Pour ma part, en effet, je n'ai traité personne de nazi, de fasciste, de pétainiste, de vichyste alors qu'il m'aurait été facile de souligner le paradoxe qu'il y a à m'invectiver avec pareilles insultes pour sauver Freud qui , lui, a manifesté sa sympathie pour Mussolini et l'austro-fascisme du Chancelier Dollfuss, avant de travailler avec les envoyés de l'Institut Göring pour que la psychanalyse puisse continuer à exister dans un régime national-socialiste ; je n'ai pas eu non plus recours aux facilités d'une psychanalyse sauvage de tel ou tel de mes adversaires pour attaquer sa vie privée, salir son père ou sa mère, stigmatiser son enfance comme il a été fait à mon propos ; de même, je n'ai pas utilisé les nombreuses informations qui m'ont été données depuis par d'anciens patients sur le comportement délinquant et délictuel de certains analystes très en vue à Paris qui utilisent le divan d'une façon qui pourrait les conduire en correctionnelle si les victimes osaient parler ; enfin, je n'ai pas effectué d'attaques ad hominem, tout ceci est vérifiable.

QUANT À L'ARGENT, QU'ON ME PERMETTE DE SOURIRE

On a cru voir dans un livre qui d'ores et déjà est un succès de librairie une stratégie médiatique de ma part sous tendue par un goût de l'argent ! Faut-il croire qu'en plus de leurs vices déjà bien connus les journalistes soient serviles avec un philosophe qui ne dispose d'aucun moyen de nuire comme ils le sont habituellement avec les grands de ce monde , les politiciens en particulier ? Les ministres ou le président de la République convoquent la presse, qui accourt, mais elle ne se déplace pas pour un philosophe qu'on s'évertue en même temps et sans craindre la contradiction à présenter comme un négligeable "penseur du bocage normand"… Elle est tout juste dans son rôle qui consiste à arriver après, car la rumeur est la seule maîtresse du journaliste.
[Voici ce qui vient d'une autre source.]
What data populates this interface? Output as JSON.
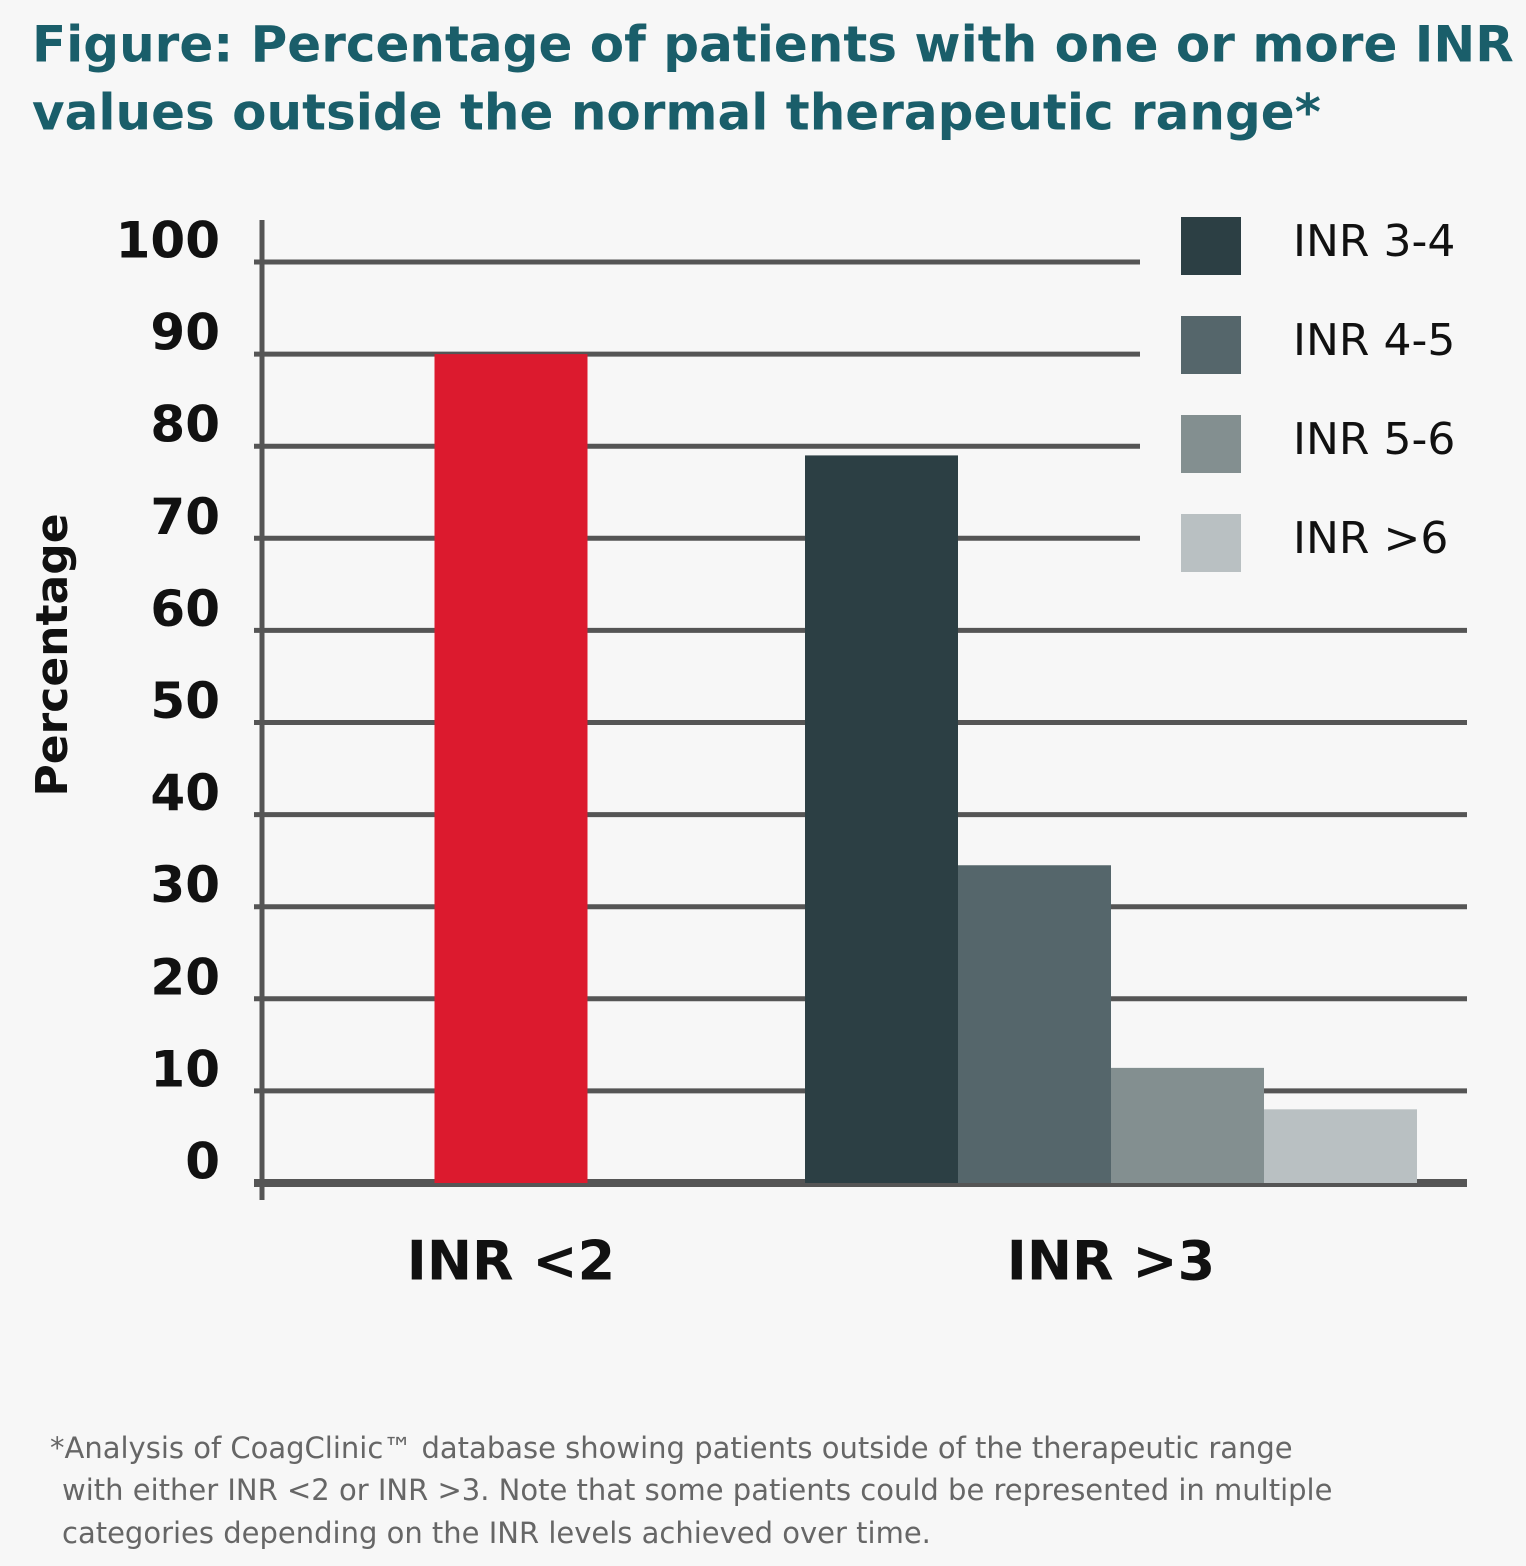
{
  "chart_data": {
    "type": "bar",
    "title": [
      "Figure: Percentage of patients with one or more INR",
      "values outside the normal therapeutic range*"
    ],
    "y_label": "Percentage",
    "categories": [
      "INR <2",
      "INR >3"
    ],
    "values": [
      90,
      null
    ],
    "color": "#dc1a2e",
    "series": [
      {
        "name": "INR 3-4",
        "color": "#2c3f44",
        "values": [
          null,
          79
        ]
      },
      {
        "name": "INR 4-5",
        "color": "#55666b",
        "values": [
          null,
          34.5
        ]
      },
      {
        "name": "INR 5-6",
        "color": "#838f90",
        "values": [
          null,
          12.5
        ]
      },
      {
        "name": "INR >6",
        "color": "#b9c0c2",
        "values": [
          null,
          8
        ]
      }
    ],
    "ylim": [
      0,
      100
    ],
    "yticks": [
      0,
      10,
      20,
      30,
      40,
      50,
      60,
      70,
      80,
      90,
      100
    ],
    "grid": true,
    "legend": "top-right",
    "footnote": [
      "*Analysis of CoagClinic™ database showing patients outside of the therapeutic range",
      "with either INR <2 or INR >3. Note that some patients could be represented in multiple",
      "categories depending on the INR levels achieved over time."
    ]
  }
}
Le crépuscule d'une idole est mon cinquante troisième livre, combien ont été des succès de librairie ? Combien de livres ai-je publié sans bénéficier d' un seul papier dans la presse, sans une seule invitation à la télévision, ou à la radio ? Soyons sérieux…

Quant à l'argent, qu'on me permette de sourire : la création de l' Université Populaire de Caen en 2002 que j'anime bénévolement depuis huit années avec des amis eux aussi bénévoles, celle de l'Université Populaire du goût d'Argentan depuis 2006, sans parler d'autres activités gratuites que je ne vais pas ici détailler, montrent qu'en effet, c'est le lucre qui me guide ! J'assure vingt-et-une séances chaque année, chacune est constituée de deux heures, la première est un exposé qui me demande environ une trentaine d'heures de travail pour lequel je ne suis pas payé. Faudrait-il que je renonce aussi à publier ce cours et à vivre des droits d'auteur que m'accordent les lecteurs qui achètent mes livres ?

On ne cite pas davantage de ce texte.